THE NEW POLITICAL TRIAL AGAINST TRUMP How impeachment will work to disable Trump BY carlos matÍAS
Impeachment is a political trial conducted by the House of Representatives against the president of the United States. The Constitution provides that a president must be impeached if he’s “charged with” and “convicted of” treason, bribery, or other serious crimes or offenses.
For the first time in history, the House of Representatives will subject the same politician to impeachment twice while serving as President of the United States: Donald Trump. It will also be the first time an impeachment process is carried out against a president when he has left the Oval Office for crimes allegedly committed during his presidency.
Trump was subjected to a first impeachment process in February 2020. He was accused of conspiring with the Ukrainian government to obtain electoral benefit and obstructing Justice, charges that were dismissed in the Senate, which had a Republican majority. In this second impeachment, the trial will be for “inciting insurrection”, after the Capitol riot.
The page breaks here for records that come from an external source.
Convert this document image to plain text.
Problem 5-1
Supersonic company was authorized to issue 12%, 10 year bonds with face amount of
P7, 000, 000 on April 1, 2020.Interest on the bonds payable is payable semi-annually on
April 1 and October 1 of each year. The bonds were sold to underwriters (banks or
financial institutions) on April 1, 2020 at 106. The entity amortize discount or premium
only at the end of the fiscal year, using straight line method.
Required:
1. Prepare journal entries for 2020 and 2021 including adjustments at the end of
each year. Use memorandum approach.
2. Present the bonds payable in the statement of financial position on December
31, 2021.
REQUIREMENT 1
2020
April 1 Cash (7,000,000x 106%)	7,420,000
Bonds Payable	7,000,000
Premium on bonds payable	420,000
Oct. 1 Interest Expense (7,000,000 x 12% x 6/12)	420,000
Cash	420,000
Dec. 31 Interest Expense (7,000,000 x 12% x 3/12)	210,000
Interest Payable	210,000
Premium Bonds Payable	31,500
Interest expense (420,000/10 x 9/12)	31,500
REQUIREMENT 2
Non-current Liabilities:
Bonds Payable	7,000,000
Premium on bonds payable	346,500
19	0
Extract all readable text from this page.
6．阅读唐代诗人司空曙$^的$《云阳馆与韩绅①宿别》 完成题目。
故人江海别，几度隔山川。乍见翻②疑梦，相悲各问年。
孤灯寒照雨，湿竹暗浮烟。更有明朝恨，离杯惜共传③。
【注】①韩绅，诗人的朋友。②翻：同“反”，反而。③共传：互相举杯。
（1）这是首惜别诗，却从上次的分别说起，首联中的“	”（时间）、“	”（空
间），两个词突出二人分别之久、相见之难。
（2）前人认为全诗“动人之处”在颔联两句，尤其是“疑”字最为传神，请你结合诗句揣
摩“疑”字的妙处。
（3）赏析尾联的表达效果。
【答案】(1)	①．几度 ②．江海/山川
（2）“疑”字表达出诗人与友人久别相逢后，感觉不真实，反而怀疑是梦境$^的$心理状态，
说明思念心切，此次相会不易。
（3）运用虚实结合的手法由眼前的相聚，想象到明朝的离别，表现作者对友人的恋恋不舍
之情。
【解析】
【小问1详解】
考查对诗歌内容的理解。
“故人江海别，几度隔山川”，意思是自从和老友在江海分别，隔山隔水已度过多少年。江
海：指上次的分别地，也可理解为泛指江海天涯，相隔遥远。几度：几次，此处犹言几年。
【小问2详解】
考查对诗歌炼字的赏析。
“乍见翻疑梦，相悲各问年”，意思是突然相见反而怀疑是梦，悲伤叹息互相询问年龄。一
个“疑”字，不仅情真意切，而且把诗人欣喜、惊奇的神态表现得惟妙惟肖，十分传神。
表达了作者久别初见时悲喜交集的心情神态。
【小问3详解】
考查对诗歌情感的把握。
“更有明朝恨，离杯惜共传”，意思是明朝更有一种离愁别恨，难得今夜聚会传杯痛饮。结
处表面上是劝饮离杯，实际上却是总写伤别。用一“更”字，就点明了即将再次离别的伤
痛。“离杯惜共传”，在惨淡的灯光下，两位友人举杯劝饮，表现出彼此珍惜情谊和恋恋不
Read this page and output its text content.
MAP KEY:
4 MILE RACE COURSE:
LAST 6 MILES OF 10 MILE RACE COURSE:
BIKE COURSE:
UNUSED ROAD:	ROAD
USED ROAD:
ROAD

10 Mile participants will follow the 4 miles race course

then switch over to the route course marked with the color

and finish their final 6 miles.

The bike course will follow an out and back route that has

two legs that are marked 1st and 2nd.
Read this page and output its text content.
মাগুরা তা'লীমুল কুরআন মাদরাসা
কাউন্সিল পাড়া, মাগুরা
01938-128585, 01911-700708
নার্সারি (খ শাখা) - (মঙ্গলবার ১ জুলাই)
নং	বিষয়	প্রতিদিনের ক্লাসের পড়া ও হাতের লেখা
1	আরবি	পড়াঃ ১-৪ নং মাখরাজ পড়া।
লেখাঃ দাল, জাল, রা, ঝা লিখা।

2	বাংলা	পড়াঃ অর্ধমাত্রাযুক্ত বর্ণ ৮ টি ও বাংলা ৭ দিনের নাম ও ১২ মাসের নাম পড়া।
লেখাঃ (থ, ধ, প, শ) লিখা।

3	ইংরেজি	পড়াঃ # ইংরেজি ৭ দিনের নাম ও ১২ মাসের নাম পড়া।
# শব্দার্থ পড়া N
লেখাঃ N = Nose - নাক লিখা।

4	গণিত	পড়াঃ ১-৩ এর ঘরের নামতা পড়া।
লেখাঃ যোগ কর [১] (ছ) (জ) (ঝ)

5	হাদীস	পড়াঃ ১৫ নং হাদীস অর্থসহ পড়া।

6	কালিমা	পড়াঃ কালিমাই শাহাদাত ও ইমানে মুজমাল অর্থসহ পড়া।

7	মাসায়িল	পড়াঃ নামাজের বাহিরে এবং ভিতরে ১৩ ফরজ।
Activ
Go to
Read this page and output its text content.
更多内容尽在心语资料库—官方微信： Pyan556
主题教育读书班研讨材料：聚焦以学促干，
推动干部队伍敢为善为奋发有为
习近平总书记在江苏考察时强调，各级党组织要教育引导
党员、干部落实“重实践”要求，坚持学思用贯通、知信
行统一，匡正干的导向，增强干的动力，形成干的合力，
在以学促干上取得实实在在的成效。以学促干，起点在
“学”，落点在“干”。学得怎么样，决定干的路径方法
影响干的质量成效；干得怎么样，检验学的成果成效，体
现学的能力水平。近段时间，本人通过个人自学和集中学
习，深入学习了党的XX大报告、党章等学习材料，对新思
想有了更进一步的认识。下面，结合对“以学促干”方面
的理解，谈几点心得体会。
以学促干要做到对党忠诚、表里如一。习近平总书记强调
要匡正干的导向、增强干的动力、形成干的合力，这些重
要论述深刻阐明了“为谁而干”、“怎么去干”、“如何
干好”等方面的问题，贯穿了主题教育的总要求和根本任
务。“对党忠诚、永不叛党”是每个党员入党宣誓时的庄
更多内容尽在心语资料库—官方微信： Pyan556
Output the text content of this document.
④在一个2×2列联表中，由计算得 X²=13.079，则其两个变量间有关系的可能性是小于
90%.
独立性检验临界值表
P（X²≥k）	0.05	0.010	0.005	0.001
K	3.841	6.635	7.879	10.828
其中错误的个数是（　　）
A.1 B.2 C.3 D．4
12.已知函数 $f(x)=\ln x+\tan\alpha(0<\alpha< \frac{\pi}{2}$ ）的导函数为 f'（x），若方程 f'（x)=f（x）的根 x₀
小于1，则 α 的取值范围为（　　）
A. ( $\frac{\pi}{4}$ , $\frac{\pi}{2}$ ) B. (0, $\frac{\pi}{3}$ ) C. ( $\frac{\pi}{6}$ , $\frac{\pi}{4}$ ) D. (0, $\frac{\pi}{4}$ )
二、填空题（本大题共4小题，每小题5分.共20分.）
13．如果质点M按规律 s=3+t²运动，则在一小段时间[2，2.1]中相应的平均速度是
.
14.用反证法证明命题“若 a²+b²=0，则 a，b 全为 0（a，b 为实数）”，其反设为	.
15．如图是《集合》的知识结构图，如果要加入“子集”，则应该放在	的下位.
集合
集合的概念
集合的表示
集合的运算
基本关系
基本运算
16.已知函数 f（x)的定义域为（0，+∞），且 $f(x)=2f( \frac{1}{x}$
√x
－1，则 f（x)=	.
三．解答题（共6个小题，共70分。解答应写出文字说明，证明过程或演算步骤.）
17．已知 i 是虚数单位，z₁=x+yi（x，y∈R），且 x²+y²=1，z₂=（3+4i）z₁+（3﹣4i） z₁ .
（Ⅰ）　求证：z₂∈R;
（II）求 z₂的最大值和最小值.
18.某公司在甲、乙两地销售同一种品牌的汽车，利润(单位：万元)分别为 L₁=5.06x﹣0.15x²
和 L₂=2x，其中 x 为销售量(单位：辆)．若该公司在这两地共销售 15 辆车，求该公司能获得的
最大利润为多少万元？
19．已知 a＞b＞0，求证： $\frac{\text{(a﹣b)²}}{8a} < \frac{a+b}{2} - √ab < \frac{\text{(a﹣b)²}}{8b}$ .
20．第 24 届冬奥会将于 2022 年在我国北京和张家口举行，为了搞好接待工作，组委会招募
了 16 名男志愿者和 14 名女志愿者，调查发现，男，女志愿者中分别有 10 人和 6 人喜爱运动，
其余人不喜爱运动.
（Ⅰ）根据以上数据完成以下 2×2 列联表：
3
THE PROCESS There are two ways to initiate an impeachment. The first if a congressman formally accuses the president and presents a resolution asking for his removal. The second, if the vice president, in this case, Mike Pence, promotes it. But Pence would have had to bring together the US Cabinet (of Secretaries), and they would have had to pronounce themselves in favor. And at least five of the Secretaries have not been ratified in Congress, which would raise doubts about the decision’s legality.
The House of Representatives approved on January 13 to promote the impeachment against Trump with 232 votes in favor (all Democrats, plus ten Republicans) and 197 votes against.
In the trial that will take place, members of the House of Representatives will act as prosecutors and the one hundred senators as jurors. The process is presided over by the Supreme Court’s Chief Justice, and Donald Trump may appear with defense attorneys.
THE VERDICT Once the trial is over, the 100 senators will vote as a jury. First, two important details will take place that the Senate will have gone from a Republican majority to a tie of fifty between Republican and Democrat senators. And second, in two years, there will be a partial renewal of the Senate, so we will have to see how the Republicans act, thinking that their office continuity may depend on their vote.
The Constitution says that a guilty verdict needs at least a two-thirds vote. That is, those of the fifty Democrat senators and those of 17 Republicans. If guilty, the president must be removed from office. But since Trump will no longer be president, he cannot be recalled, and senators must vote again, this time by a simple majority (51 votes), to disqualify him as a candidate for a second presidential election. In the event of a tie at 50, Vice President Kamala Harris will cast the deciding vote.
Only three U.S. presidents have been subjected to impeachment: Andrew Johnson in 1868, Bill Clinton for the Monica Lewinsky case, and Trump.
The objective of this impeachment will be to prevent Trump from running again in the elections, as he intends to do in 2024. Another way to disqualify him would be the third section of the 14th Amendment, which would prohibit Trump from running for federal office if “he is found to have participated in an insurrection or rebellion against the Constitution,” which is possible with a simple majority in both Houses.